If x is created with requires_grad=True, then we can always collect the gradient of \(\nabla v\) or \(\nabla u\) with respect to x.

#
# collect the gradient
#
x = torch.tensor([-5., -2.], requires_grad=True)
y = f(x)
y

tensor(33., grad_fn=<AddBackward0>)

#
# all values derived from `x` can trigger .backward()
# to propogate the gradient to `x`.
#

y.backward()

#
# the `y.backward()` backpropagates gradient vectors
# to all tensors with `requires_grad=True` that `y` depends on.
#

x.grad

tensor([-10.,  -8.])

#
# It's important to know that gradients are accumulated
# on the tensors.
#
z = f(x)
z.backward()

x.grad

tensor([-20., -16.])

#
# we can zero the gradient manually
#

x.grad.zero_()

tensor([0., 0.])

x.grad

tensor([0., 0.])

3 PyTorch Computational Graph Management

A collection of computational graphs are maintained in order to manage the gradient propagation feature.

This is not only expensive but also causes issues when we are performing non-optimization related computations (such as incrementing counters).

PyTorch provides several features to manage the computational graph so we can:

Temporarily disable autograd tracking
Create copies of tensors that do not participate in any computational graph

3.1 A sign of trouble

x = torch.tensor([5.0, 2.0], requires_grad=True)

#
# A gradient update
#
f(x).backward()
x.sub_(x.grad * 0.01)

RuntimeError: a leaf Variable that requires grad is being used in an in-place operation.

Remember that, by default, all computation involving x will require gradient tracking. Any in-place modifications of x will cause a recursive loop in the computational graph, and thus is not allowed during gradient tracking.

3.2 Disable gradient tracking in context

The solution is to create a context in which gradient tracking is disabled.

with torch.no_grad():
    x.sub_(x.grad * 0.01)
x

tensor([4.6000, 1.6800], requires_grad=True)

3.3 Another sign of trouble

x = torch.tensor([-5., -2.], requires_grad=True)
y = f(x)
print("Output of f=", y.numpy())

RuntimeError: Can't call numpy() on Tensor that requires grad. Use tensor.detach().numpy() instead.

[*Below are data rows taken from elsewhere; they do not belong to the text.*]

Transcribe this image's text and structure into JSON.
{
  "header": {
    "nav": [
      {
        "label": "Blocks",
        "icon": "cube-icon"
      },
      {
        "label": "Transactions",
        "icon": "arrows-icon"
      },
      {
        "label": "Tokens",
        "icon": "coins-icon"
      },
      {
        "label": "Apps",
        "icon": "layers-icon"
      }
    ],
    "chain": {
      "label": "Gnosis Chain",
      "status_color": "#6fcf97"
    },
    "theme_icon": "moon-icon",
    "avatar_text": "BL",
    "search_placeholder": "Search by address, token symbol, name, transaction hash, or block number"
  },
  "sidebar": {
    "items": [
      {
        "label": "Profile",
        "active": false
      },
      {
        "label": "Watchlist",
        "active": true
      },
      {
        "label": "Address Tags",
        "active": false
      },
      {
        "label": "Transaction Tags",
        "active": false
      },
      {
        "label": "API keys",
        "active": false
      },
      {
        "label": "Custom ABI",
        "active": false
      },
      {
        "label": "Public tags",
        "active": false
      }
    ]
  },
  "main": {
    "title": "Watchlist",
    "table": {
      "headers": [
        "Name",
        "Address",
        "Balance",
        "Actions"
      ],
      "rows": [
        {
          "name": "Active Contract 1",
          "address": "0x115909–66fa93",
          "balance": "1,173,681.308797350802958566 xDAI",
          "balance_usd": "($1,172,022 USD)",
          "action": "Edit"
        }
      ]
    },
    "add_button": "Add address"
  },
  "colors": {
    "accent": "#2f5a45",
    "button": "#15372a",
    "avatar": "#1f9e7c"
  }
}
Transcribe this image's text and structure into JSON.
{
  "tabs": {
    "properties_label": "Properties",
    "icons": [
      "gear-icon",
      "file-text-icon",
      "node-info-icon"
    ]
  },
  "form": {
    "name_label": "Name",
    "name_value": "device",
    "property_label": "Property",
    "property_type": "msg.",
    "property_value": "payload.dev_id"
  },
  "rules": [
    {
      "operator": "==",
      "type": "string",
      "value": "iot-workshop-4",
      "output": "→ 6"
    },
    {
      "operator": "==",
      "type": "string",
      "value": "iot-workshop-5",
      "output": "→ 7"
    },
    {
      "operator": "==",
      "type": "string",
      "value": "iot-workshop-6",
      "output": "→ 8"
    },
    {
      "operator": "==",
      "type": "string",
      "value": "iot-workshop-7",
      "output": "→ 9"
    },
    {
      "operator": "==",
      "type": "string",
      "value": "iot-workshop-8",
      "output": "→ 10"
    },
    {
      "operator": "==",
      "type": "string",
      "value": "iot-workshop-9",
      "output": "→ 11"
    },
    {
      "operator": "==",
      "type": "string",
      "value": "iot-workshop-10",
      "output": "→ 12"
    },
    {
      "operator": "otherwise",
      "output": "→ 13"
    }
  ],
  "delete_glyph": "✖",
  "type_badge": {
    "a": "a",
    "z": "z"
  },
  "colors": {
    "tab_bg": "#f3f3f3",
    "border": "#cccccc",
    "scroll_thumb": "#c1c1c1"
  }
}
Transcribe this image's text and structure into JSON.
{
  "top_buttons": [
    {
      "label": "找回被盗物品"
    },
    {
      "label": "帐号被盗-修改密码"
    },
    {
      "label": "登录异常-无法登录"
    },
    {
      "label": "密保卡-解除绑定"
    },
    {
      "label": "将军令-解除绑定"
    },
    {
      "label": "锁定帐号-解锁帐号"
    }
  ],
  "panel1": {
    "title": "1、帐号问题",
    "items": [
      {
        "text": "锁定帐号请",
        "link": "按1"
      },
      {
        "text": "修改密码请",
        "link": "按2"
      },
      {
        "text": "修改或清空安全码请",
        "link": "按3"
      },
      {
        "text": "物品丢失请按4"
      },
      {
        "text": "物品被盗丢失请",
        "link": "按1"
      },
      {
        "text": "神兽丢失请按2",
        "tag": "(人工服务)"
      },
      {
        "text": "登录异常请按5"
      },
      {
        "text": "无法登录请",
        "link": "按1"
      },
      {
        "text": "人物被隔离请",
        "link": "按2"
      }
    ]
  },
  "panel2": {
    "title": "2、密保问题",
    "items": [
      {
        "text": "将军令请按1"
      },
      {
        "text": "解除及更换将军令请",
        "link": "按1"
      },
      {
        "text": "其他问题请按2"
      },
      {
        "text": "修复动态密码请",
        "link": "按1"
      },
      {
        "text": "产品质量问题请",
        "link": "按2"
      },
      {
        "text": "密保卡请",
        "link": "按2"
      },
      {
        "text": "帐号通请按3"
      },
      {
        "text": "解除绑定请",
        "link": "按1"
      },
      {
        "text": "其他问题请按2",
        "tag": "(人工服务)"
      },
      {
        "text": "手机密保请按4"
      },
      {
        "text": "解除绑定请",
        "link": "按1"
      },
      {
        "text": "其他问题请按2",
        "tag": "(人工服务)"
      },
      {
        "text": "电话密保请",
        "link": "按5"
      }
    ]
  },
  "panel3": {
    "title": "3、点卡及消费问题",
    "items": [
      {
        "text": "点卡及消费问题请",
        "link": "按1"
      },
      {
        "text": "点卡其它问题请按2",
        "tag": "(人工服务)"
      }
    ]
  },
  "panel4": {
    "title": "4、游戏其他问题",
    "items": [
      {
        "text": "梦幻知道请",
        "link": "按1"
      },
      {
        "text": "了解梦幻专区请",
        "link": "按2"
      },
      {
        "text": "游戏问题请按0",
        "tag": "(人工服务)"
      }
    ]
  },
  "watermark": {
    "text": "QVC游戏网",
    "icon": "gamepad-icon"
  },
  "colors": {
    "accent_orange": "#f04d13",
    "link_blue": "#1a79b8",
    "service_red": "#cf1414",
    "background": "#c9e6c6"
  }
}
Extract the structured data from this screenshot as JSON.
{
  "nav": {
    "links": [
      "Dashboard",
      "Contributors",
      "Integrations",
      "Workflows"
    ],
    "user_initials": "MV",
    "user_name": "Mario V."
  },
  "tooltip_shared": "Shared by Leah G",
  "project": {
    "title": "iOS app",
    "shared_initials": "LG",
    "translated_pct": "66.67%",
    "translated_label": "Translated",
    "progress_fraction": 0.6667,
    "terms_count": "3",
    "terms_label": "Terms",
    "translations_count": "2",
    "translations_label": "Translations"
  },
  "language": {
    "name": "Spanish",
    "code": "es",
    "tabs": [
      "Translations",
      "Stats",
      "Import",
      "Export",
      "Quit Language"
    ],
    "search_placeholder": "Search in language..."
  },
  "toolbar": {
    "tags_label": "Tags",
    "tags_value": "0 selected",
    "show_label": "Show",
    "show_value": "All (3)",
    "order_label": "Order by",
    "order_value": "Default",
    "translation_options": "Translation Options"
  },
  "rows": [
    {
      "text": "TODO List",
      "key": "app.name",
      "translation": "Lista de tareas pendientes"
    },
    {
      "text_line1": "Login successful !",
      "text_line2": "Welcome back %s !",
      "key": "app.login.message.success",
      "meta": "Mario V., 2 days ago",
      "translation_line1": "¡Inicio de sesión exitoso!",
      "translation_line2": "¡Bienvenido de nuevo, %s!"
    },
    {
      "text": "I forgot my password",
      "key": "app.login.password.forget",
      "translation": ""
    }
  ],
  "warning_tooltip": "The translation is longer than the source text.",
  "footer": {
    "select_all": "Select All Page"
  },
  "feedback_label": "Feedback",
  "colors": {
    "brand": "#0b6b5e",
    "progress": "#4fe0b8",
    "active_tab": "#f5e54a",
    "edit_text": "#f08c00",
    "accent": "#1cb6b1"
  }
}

We cannot convert a tensor that is currently participating in gradient tracking.

3.4 Detached copy

The solution is to make a detached copy of the tensor.

A detached copy is a copy of the tensor that is not participating in any computational graph.

output = y.detach()

print("Output of f=", output.numpy())

Output of f= 33.0